Just generic coding that needed 16 bit calculations but wasn't speed-critical. Pointer-chasing code is particularly tiresome on 6502.

> cm.push and cm.popret seem like very appealing instructions from this point of view, yes! They look more expressive than ldm/stm. I imagine they would hurt interrupt latency?

They are designed to be easily interruptible / restartable with a variety of possible implementations (non-interruptible, complete restart, continue where you left off). The tradeoff is up to the designer of the individual CPU. A basic idea is to hold them in the decoder and emit normal instructions to the execution pipeline, while simplifying the original instruction towards a base case. A correct (interrupt-safe) sequence of normal instructions to generate is given in the specification.

Also, that code didn't show other instructions to copy `a0` and `a1` to two arbitrary `sN` registers, or to copy two arbitrary `sN` registers to `a0` and `a1`. This helps a lot both implementing and calling functions with two or more arguments, if you're not using arithmetic to marshal the arguments anyway.

> How do they affect page fault handling in practice?

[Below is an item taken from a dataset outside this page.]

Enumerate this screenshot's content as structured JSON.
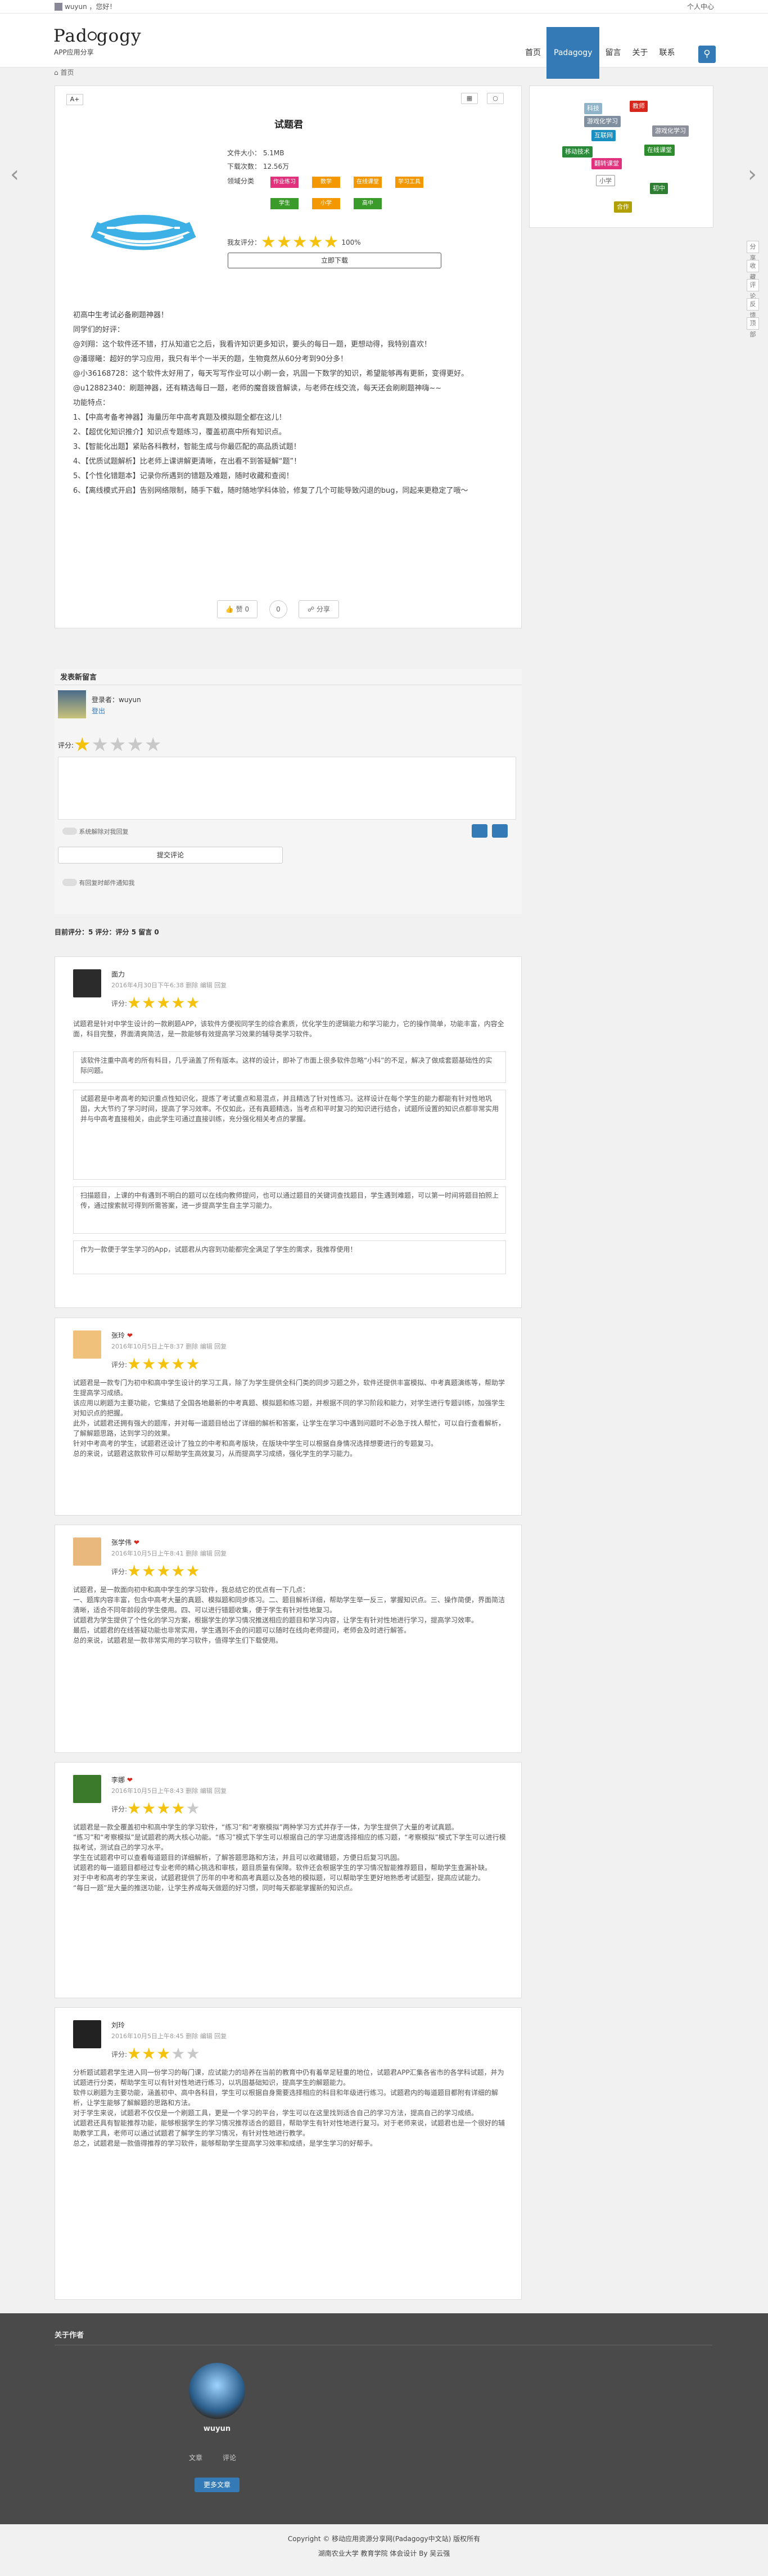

It it unlikely that anyone will ever make a machine with both Zcmp (and Zcmt) and page faults. Architects of high performance CPUs would have a fit, and besides which they use the same opcode space as RVC instructions for floating point load/store, making them incompatible with standard Linux software.

> Perhaps you could describe the required activation record structure in a header word before the subroutine entry point that need not follow the usual ISA encoding at all, and if the return instruction can reliably find the same header word (on the stack, say, or in a callee-saved register like lr) there is no need for it to contain a redundant copy of the same information.

VAX, begone!

As Patterson showed, JSR subroutines outperform CALLS/G subroutines.

kragen · 2025-09-08T15:06:09 1757343969

I see, thanks!

Yes, VAX CALLS/CALLG is pretty much what I'm talking about, but with arguments in registers.

I think the performance landscape has changed somewhat since Patterson; if your instruction decoder is shattering each instruction into a dependency graph of separately executable micro-ops anyway to support OoO, you don't have to slow down your whole pipeline to support elaborate instructions like cm.push or CALLG. As I see it, though, a couple of things haven't changed:

- Having arguments in registers is faster than having arguments in memory.

- Page fault handling is unfriendly to architectural instructions having multiple effects, because the page fault can't be handled at the micro-op level; it has to be handled at the architectural level. But maybe this is a smaller problem with OoO and especially speculative execution, I don't know.

If you can safely get by with a complete restart of the instruction, though, the page fault problem goes away.

I think that solves the problems Patterson identified?